- FDA Sends Warning to Cantaloupe Farm Behind Salmonella Outbreak
- Makers of Brand-Name Opioid Painkillers Fight New Generics
Here are some of the latest health and medical news developments, compiled by the editors of HealthDay:
FDA Sends Warning to Cantaloupe Farm Behind Salmonella Outbreak
The U.S. Food and Drug Administration has sent a warning letter to the cantaloupe farm tied to a deadly salmonella outbreak last year.
The outbreak sickened at least 260 people across 24 states, killing three people in Kentucky, CBS/AP reported, and the FDA has now warned Chamberlain Farms of Owensville, Ind., to fix unsanitary conditions at its facilities.
According to the FDA, investigators found "accumulated organic material" on conveyors and algae-filled standing water on floors at Chamberlain Farms. Bird droppings were discovered on rafters directly above food products, the FDA added.
According to the FDA letter, "allowing birds to roost in your packing facility could allow them to defecate directly on to food products during conveyance, grading and sorting," CBS/AP reported.
In August, the salmonella outbreak caused federal health officials to warn consumers away from cantaloupes grown in southwestern Indiana, and a DNA test later confirmed Chamberlain Farms as the source. The farm voluntarily recalled its watermelons from the market last September, CBS/AP reported.
Makers of Brand-Name Opioid Painkillers Fight New Generics
As the makers of generic versions of opioid painkillers prepare to bring their cheaper products to market this month, the companies that produce brand-name versions of these powerful medications continue to fight the effort.

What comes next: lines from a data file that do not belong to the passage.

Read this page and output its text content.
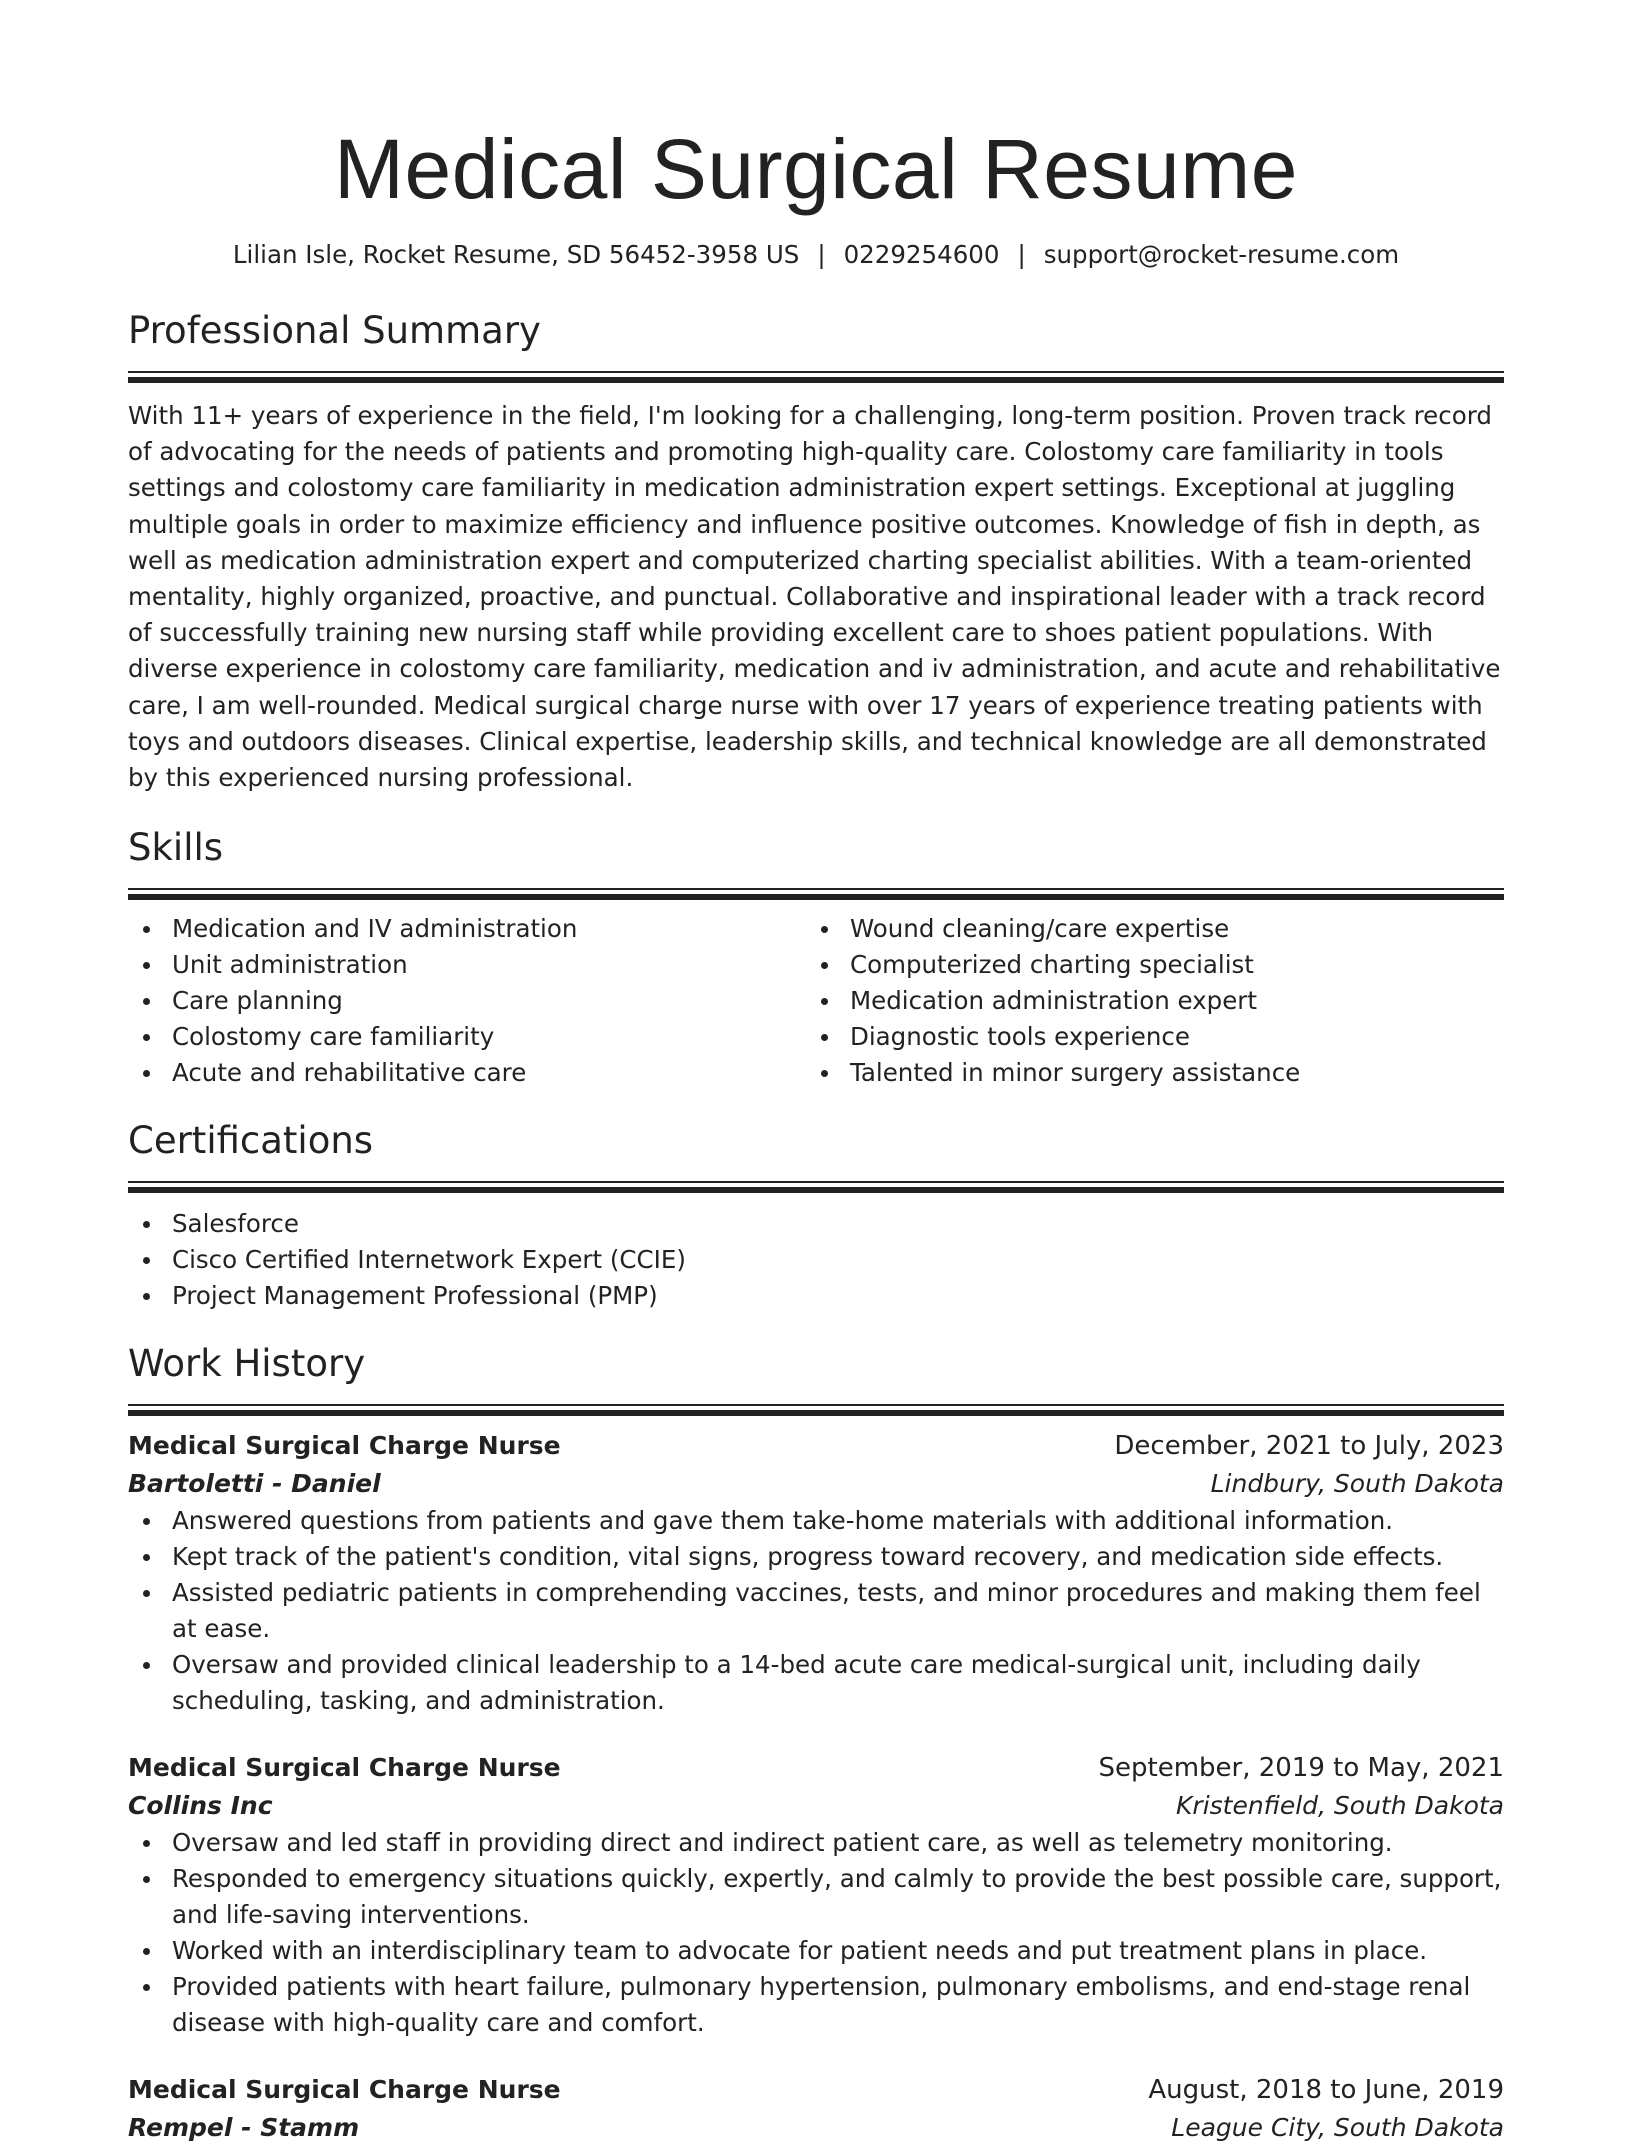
Medical Surgical Resume
Lilian Isle, Rocket Resume, SD 56452-3958 US | 0229254600 | support@rocket-resume.com
Professional Summary

With 11+ years of experience in the field, I'm looking for a challenging, long-term position. Proven track record of advocating for the needs of patients and promoting high-quality care. Colostomy care familiarity in tools settings and colostomy care familiarity in medication administration expert settings. Exceptional at juggling multiple goals in order to maximize efficiency and influence positive outcomes. Knowledge of fish in depth, as well as medication administration expert and computerized charting specialist abilities. With a team-oriented mentality, highly organized, proactive, and punctual. Collaborative and inspirational leader with a track record of successfully training new nursing staff while providing excellent care to shoes patient populations. With diverse experience in colostomy care familiarity, medication and iv administration, and acute and rehabilitative care, I am well-rounded. Medical surgical charge nurse with over 17 years of experience treating patients with toys and outdoors diseases. Clinical expertise, leadership skills, and technical knowledge are all demonstrated by this experienced nursing professional.

Skills
Medication and IV administration
Unit administration
Care planning
Colostomy care familiarity
Acute and rehabilitative care
Wound cleaning/care expertise
Computerized charting specialist
Medication administration expert
Diagnostic tools experience
Talented in minor surgery assistance
Certifications
Salesforce
Cisco Certified Internetwork Expert (CCIE)
Project Management Professional (PMP)
Work History
Medical Surgical Charge Nurse	December, 2021 to July, 2023
Bartoletti - Daniel	Lindbury, South Dakota
Answered questions from patients and gave them take-home materials with additional information.
Kept track of the patient's condition, vital signs, progress toward recovery, and medication side effects.
Assisted pediatric patients in comprehending vaccines, tests, and minor procedures and making them feel at ease.
Oversaw and provided clinical leadership to a 14-bed acute care medical-surgical unit, including daily scheduling, tasking, and administration.
Medical Surgical Charge Nurse	September, 2019 to May, 2021
Collins Inc	Kristenfield, South Dakota
Oversaw and led staff in providing direct and indirect patient care, as well as telemetry monitoring.
Responded to emergency situations quickly, expertly, and calmly to provide the best possible care, support, and life-saving interventions.
Worked with an interdisciplinary team to advocate for patient needs and put treatment plans in place.
Provided patients with heart failure, pulmonary hypertension, pulmonary embolisms, and end-stage renal disease with high-quality care and comfort.
Medical Surgical Charge Nurse	August, 2018 to June, 2019
Rempel - Stamm	League City, South Dakota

According to a report published in The New York Times, both Purdue Pharma and Endo Pharmaceuticals have introduced tamper-resistant versions of Oxycontin and Opana that are difficult to crush or melt, so it's harder for people to abuse the drugs. Both companies claim the move was motivated by concerns for public safety, and the companies have asked the U.S. Food and Drug Administration to require the same tamper-resistant design from the generic drug makers.
So far, their efforts have been stymied. Last month, a federal judge dismissed a lawsuit filed by Endo that would have kept generic versions of its drug, Opana, from going on sale in January. In court papers, the FDA said the lawsuit was a "thinly veiled attempt [by Endo] to maintain its market share and block generic competition," the Times reported.
Dr. Douglas C. Throckmorton, deputy director of regulatory programs at the FDA, told the Times that a guidance is expected to be issued this month that would detail what kind of data would be required to show that a tamper-resistant design would make an opioid painkiller more difficult to abuse.
"We understand the value in developing appropriate abuse-resistant technology, and we want to find a way of incentivizing that," Throckmorton said. "But we also understand the value of generics for patients."
One recent study, funded by Purdue Pharma and published in the Journal of Pain, did find that the number of people treated at drug-abuse clinics who said they had abused Oxycontin fell significantly following the introduction of the tamper-resistant version of the painkiller.
One expert told the Times that the issue is complicated.
"I think it is great that the industry is creating innovative strategies," said Dr. Daniel Alford, a professor at the Boston University School of Medicine. "But these drugs are expensive." He also noted that the labeling of any potentially dangerous drug as being safer could eventually lead to other safety problems.